To this end, two types of ground bearing slab are to be placed for the building; a 350mm thick slab for the simulators and 150mm slabs elsewhere. In addition, 28 precast concrete piles have been installed to a depth of 8.5m where loadings will be greatest.

Use of soil instead of stone to create the vertical columns for strengthening the ground had two significant benefits. It allowed use of selected site-won materials that would otherwise have had to be disposed of, and it meant aggregate did not have to be imported to site.

A borrow pit, later backfilled with most of the job's arisings, generated the source materials for forming the columns. Mixing was carried out with one of Bullivant's two Wirtgen machines on site, adding 3% of quicklime and 4% Portland cement by volume.

The process of creating a vibro-replacement column of stabilised soil begins with driving a tapered steel mandrill - at Farnborough to a depth of 5.5m or refusal if this was met at a shallower depth.

The resulting conical void is initially lined with Hardrock materials to stabilise the bore, then repeatedly filled and compacted with stabilised material until the column is complete.

Inspection of trial columns in deep trial pits before construction confirmed the viability of the installation method.

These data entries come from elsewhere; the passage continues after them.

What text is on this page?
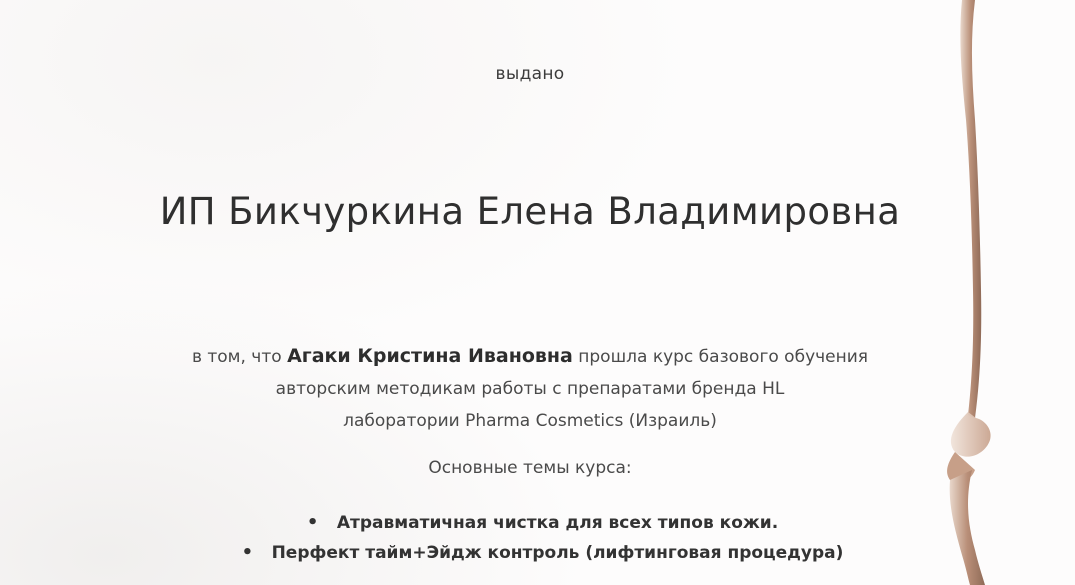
выдано
ИП Бикчуркина Елена Владимировна
в том, что Агаки Кристина Ивановна прошла курс базового обучения
авторским методикам работы с препаратами бренда HL
лаборатории Pharma Cosmetics (Израиль)
Основные темы курса:
• Атравматичная чистка для всех типов кожи.
• Перфект тайм+Эйдж контроль (лифтинговая процедура)
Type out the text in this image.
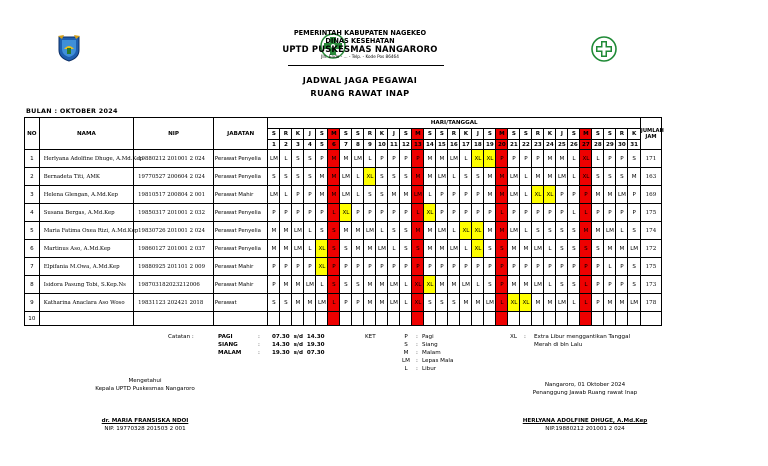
PEMERINTAH KABUPATEN NAGEKEO
DINAS KESEHATAN
UPTD PUSKESMAS NANGARORO
Jln. Ende - ... - Telp. - Kode Pos 86464
JADWAL JAGA PEGAWAI
RUANG RAWAT INAP
BULAN : OKTOBER 2024
NO	NAMA	NIP	JABATAN	HARI/TANGGAL																															JUMLAH JAM
				S	R	K	J	S	M	S	S	R	K	J	S	M	S	S	R	K	J	S	M	S	S	R	K	J	S	M	S	S	R	K	
				1	2	3	4	5	6	7	8	9	10	11	12	13	14	15	16	17	18	19	20	21	22	23	24	25	26	27	28	29	30	31	
1	Herlyana Adolfine Dhuge, A.Md.Kep	19880212 201001 2 024	Perawat Penyelia	LM	L	S	S	P	M	M	LM	L	P	P	P	P	M	M	LM	L	XL	XL	P	P	P	P	M	M	L	XL	L	P	P	S	171
2	Bernadeta Titi, AMK	19770527 200604 2 024	Perawat Penyelia	S	S	S	S	M	M	LM	L	XL	S	S	S	M	M	LM	L	S	S	M	M	LM	L	M	M	LM	L	XL	S	S	S	M	163
3	Helena Glengan, A.Md.Kep	19810517 200804 2 001	Perawat Mahir	LM	L	P	P	M	M	LM	L	S	S	M	M	LM	L	P	P	P	P	M	M	LM	L	XL	XL	P	P	P	M	M	LM	P	169
4	Susana Bergas, A.Md.Kep	19850317 201001 2 032	Perawat Penyelia	P	P	P	P	P	L	XL	P	P	P	P	P	L	XL	P	P	P	P	P	L	P	P	P	P	P	L	L	P	P	P	P	175
5	Maria Fatima Oxea Rizi, A.Md.Kep	19830726 201001 2 024	Perawat Penyelia	M	M	LM	L	S	S	M	M	LM	L	S	S	M	M	LM	L	XL	XL	M	M	LM	L	S	S	S	S	M	M	LM	L	S	174
6	Martinus Aso, A.Md.Kep	19860127 201001 2 037	Perawat Penyelia	M	M	LM	L	XL	S	S	M	M	LM	L	S	S	M	M	LM	L	XL	S	S	M	M	LM	L	S	S	S	S	M	M	LM	172
7	Elpifania M.Owa, A.Md.Kep	19880925 201101 2 009	Perawat Mahir	P	P	P	P	XL	P	P	P	P	P	P	P	P	P	P	P	P	P	P	P	P	P	P	P	P	P	P	P	L	P	S	175
8	Isidora Pasung Tobi, S.Kep.Ns	198703182023212006	Perawat Mahir	P	M	M	LM	L	S	S	S	M	M	LM	L	XL	XL	M	M	LM	L	S	P	M	M	LM	L	S	S	L	P	P	P	S	173
9	Katharina Anaclara Aso Woso	19831123 202421 2018	Perawat	S	S	M	M	LM	L	P	P	M	M	LM	L	XL	S	S	S	M	M	LM	L	XL	XL	M	M	LM	L	L	P	M	M	LM	178
10																																			
Catatan :	PAGI	: 07.30  s/d  14.30
SIANG	: 14.30  s/d  19.30
MALAM	: 19.30  s/d  07.30
KET	P : Pagi
S : Siang
M : Malam
LM : Lepas Mala
L : Libur
XL : Extra Libur menggantikan Tanggal
Merah di bln Lalu
Mengetahui
Kepala UPTD Puskesmas Nangaroro
dr. MARIA FRANSISKA NDOI
NIP. 19770328 201503 2 001
Nangaroro, 01 Oktober 2024
Penanggung Jawab Ruang rawat Inap
HERLYANA ADOLFINE DHUGE, A.Md.Kep
NIP.19880212 201001 2 024
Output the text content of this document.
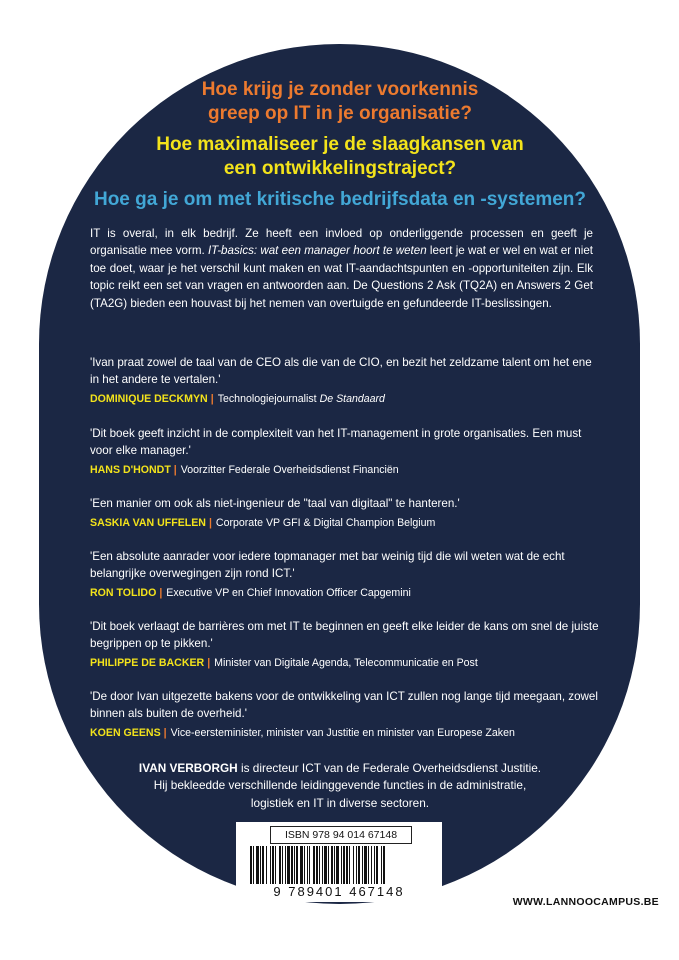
Hoe krijg je zonder voorkennis
greep op IT in je organisatie?
Hoe maximaliseer je de slaagkansen van
een ontwikkelingstraject?
Hoe ga je om met kritische bedrijfsdata en -systemen?
IT is overal, in elk bedrijf. Ze heeft een invloed op onderliggende processen en geeft je organisatie mee vorm. IT-basics: wat een manager hoort te weten leert je wat er wel en wat er niet toe doet, waar je het verschil kunt maken en wat IT-aandachtspunten en -opportuniteiten zijn. Elk topic reikt een set van vragen en antwoorden aan. De Questions 2 Ask (TQ2A) en Answers 2 Get (TA2G) bieden een houvast bij het nemen van overtuigde en gefundeerde IT-beslissingen.
'Ivan praat zowel de taal van de CEO als die van de CIO, en bezit het zeldzame talent om het ene in het andere te vertalen.'
DOMINIQUE DECKMYN | Technologiejournalist De Standaard
'Dit boek geeft inzicht in de complexiteit van het IT-management in grote organisaties. Een must voor elke manager.'
HANS D'HONDT | Voorzitter Federale Overheidsdienst Financiën
'Een manier om ook als niet-ingenieur de "taal van digitaal" te hanteren.'
SASKIA VAN UFFELEN | Corporate VP GFI & Digital Champion Belgium
'Een absolute aanrader voor iedere topmanager met bar weinig tijd die wil weten wat de echt belangrijke overwegingen zijn rond ICT.'
RON TOLIDO | Executive VP en Chief Innovation Officer Capgemini
'Dit boek verlaagt de barrières om met IT te beginnen en geeft elke leider de kans om snel de juiste begrippen op te pikken.'
PHILIPPE DE BACKER | Minister van Digitale Agenda, Telecommunicatie en Post
'De door Ivan uitgezette bakens voor de ontwikkeling van ICT zullen nog lange tijd meegaan, zowel binnen als buiten de overheid.'
KOEN GEENS | Vice-eersteminister, minister van Justitie en minister van Europese Zaken
IVAN VERBORGH is directeur ICT van de Federale Overheidsdienst Justitie.
Hij bekleedde verschillende leidinggevende functies in de administratie,
logistiek en IT in diverse sectoren.
ISBN 978 94 014 67148
9 789401 467148
WWW.LANNOOCAMPUS.BE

At Farnborough columns have been installed at between 1.75m and 2.5m centres and measure about 250mm in diameter at depth and about 500mm at the surface.

Bullivant's soil stabilisation manager John Bateman says development of a vibro-replacement column using stabilised soil is a huge step forward for ground improvement.

'Development of this system marks a major watershed for improving difficult ground and has given us an even better understanding of soil stabilisation, ' he says.

Once injection was finished, plate loading tests were performed which gave 'excellent results' Stabilised material was also tested for stiffness, strength and moisture content by a UKAS accredited laboratory on site.

Independent testing specialist Clear Structures undertook seismic testing to measure soil stiffness. Tests were carried out before and after column installation and surface stabilisation, demonstrating a doubling of soil stiffness at shallow depths.

Erection of the flight simulation building is due to begin shortly and BuildXpress will use its own precast concrete wall panels designed to reduce acoustic interference and improve insulation.

Commercial development manager Ian Alcorn says: 'The panels are double skinned to give excellent thermal insulation qualities and provide good acoustic insulation. The buildings must prevent the flight simulators from generating noise over and above the ambient noise at midnight of around 35 decibels because of the close proximity of a runway which is only 50m away.

'The Farnborough Air Show takes place at the end of July and we have been asked to complete the main structure of the building before then. We gained access to site on 22 March, so it is going to be a tall order.'

Fitting out will continue until the end of the year and the flight simulators should be ready for takeoff by next spring.